- Born: Djibouti
- Occupations: Politician; women's rights activist
- Employer(s): Ministry of Women and Family (Djibouti)
- Known for: Advocacy for gender equality and the SIHA project
- Title: Director of Gender

= Choukri Djibah =

Djiboutian politician and women's equality activist

Choukri Houssein Djibah is a Djiboutian politician and women's equality activist.

== Career ==
Djibah is the Director of Gender for the Ministry of Women and Family in Djibouti. She has worked in consultation with other members of the government in Djibouti and the United Nations to develop programmes and support for gender justice in her country. She has campaigned for better living and working conditions for women in Djibouti, including calls for the ending of discrimination against women. She has been part of advisory boards providing recommendations for equality for women both for the government and for the UN. In 2011 she represented Djibouti at the IGAD Women in Business conference.

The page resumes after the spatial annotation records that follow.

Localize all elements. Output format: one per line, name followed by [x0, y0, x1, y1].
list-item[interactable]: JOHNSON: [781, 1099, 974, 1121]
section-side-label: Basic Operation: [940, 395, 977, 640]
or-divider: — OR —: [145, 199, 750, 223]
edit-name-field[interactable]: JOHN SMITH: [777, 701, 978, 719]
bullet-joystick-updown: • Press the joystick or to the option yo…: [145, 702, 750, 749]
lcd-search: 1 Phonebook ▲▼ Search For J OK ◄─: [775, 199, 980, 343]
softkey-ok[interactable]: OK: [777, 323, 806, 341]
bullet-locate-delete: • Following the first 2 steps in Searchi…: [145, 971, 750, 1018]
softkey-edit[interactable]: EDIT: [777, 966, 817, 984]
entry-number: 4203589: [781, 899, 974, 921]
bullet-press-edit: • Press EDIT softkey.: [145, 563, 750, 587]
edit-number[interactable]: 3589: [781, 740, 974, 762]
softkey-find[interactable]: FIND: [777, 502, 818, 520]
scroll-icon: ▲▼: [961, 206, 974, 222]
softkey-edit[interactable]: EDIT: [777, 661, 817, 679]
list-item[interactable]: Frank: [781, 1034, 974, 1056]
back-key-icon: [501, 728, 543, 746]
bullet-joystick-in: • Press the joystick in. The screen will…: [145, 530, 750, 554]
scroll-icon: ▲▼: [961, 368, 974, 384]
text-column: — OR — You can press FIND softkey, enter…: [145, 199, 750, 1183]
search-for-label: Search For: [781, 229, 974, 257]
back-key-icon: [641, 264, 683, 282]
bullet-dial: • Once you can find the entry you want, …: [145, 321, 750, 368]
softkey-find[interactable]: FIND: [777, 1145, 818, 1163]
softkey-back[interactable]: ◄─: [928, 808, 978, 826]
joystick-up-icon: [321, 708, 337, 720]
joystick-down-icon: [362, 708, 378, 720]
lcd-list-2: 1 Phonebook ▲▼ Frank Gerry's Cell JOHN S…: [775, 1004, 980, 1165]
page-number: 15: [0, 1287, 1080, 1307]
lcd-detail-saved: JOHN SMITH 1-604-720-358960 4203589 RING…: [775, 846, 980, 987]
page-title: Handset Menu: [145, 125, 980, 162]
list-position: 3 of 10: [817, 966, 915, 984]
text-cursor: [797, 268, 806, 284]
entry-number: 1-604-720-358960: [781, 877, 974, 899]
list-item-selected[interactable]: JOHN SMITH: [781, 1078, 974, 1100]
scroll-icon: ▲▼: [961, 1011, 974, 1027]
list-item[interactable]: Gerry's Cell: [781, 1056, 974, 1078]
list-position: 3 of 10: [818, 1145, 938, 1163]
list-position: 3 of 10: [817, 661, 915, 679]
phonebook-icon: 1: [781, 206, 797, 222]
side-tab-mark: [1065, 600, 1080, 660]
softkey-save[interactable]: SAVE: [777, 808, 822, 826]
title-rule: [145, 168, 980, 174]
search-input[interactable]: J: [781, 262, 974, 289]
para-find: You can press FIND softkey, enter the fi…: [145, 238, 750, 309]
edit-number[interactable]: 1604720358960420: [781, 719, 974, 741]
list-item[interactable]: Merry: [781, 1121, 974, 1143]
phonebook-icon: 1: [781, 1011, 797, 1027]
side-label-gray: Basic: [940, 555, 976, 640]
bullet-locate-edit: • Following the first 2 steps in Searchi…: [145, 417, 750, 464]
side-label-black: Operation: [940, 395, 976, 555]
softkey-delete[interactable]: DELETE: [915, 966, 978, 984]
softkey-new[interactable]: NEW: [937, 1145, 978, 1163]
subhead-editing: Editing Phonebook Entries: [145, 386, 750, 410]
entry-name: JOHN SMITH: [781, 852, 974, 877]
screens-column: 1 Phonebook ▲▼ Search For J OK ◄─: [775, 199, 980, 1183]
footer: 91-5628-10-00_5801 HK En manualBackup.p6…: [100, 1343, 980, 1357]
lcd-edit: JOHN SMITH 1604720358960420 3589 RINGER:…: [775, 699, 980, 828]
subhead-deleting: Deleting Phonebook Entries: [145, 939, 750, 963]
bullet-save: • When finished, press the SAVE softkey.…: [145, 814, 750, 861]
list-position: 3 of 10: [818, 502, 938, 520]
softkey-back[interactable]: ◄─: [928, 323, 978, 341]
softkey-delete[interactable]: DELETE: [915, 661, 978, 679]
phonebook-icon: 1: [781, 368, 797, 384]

In May 2015 Djibah launched the project SIHA (Strategic Initiative for the Horn of Africa) designed to support and reinforce the economic capacity of women in Djibouti, funded with a grant from the European Union of 28 Million Djibouti francs. In 2019, research by the African Development Bank in conjunction with Djibah's ministry, showed that progress had been made towards gender equality but that women's education was 20% lower than that of men.

=== Controversy ===
Djibah gave up her 25% shareholding in the Horn of Africa Logistics and Trading Group, after public scrutiny.